先日ガーディナーの指揮によるピリオドアプローチの第1番を聴いたときはあまり意識していなかったが、改めて聞いてみるとこちらは下降音階の部分は第1楽章主部の速いテンポで演奏されていて、まったく違和感がなかったので、「ゆっくり」で演奏しているのはどれだろうと、改めて手持ちを聴き直してみた。すると、
ゆっくり派
○ブロムシュテット/SKD 〔1976年録音〕
○ザンデルリング/フィルハーモニア管 〔1981〕
のみで、
速い派
○クリュイタンス/BPO 〔1958〕(第1&2番のカップリングはLP時代から聴いている)
○セル/CLO 〔1964〕
○バーンスタイン/VPO 〔1978〕(CD時代に最初に求めたもの)
○ガーディナー/オーケストル・レヴォルショネール・エ・ロマンティク 〔1993〕
○ジンマン/チューリヒ・トーンハレ 〔1998〕
○飯守泰次郎/東京シティ・フィル 〔2000〕
となった。ジンマンは第九以外は使用している版の問題があるが、飯守は新ベーレンライター版での演奏だとはっきり謳っている。その新版楽譜を持っていないので、そこでの指定かどうかははっきりしないが、この「速い」解釈はこの中でもっとも古い1950年代末のクリュイタンスや、1960年代前半のセルも採用しており、こちらの方が私の手持ちでは多数派だったといことから、解釈の問題という可能性が強いように思う。
IMSLPに登録されている楽譜はいずれも、コピーライトに問題がないほどの旧版だろうと思うが、これを杓子定規的に解釈すると「ゆっくり派」の方が妥当だと思う。序奏部のAdagio molto 八分音符=88のゆっくりしたテンポがこの最後の32分音符4つ(8分音符一つ分)まで適用されるからだ。4分の4拍子1拍分になおすと、四分音符=44の遅さになる。
一方「速い派」として、この旧版楽譜に基づいた場合に「速く」する理由としては、提示部(Allegro con brio 2分の2拍子 2分音符=112と指定)の第6小節目に、こちらは16分音符4つでラソファミと出てきてから、何度もこの16分音符4つの下降音階が動機として活用されるのと、再現部での対応する箇所との「速度的な」整合性をとっているのかも知れないとも思う。

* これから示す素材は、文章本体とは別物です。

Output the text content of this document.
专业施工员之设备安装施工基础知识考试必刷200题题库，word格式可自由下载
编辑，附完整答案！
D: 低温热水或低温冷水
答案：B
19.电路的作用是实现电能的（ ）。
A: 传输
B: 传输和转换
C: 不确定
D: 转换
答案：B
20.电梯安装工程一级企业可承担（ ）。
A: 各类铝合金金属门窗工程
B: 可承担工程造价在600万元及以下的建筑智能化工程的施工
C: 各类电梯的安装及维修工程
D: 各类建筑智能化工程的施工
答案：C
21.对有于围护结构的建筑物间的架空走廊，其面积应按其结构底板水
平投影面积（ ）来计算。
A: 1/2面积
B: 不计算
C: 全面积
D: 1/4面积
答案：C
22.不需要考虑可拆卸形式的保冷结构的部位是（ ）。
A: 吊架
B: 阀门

改めて意識してみると「速い派」が聴きなれてきたもの(いわゆる「刷り込み」)だと分かったので、自分にとっては「速い」方が自然なのだが、「ゆっくり」の方も下降音階が印象に刻み付けられるという意味では捨てがたいように感じた。ただ、実践(演奏)する人(指揮者)としては、どちらかを選択しなくてはならないのだから、大変なものだと思う。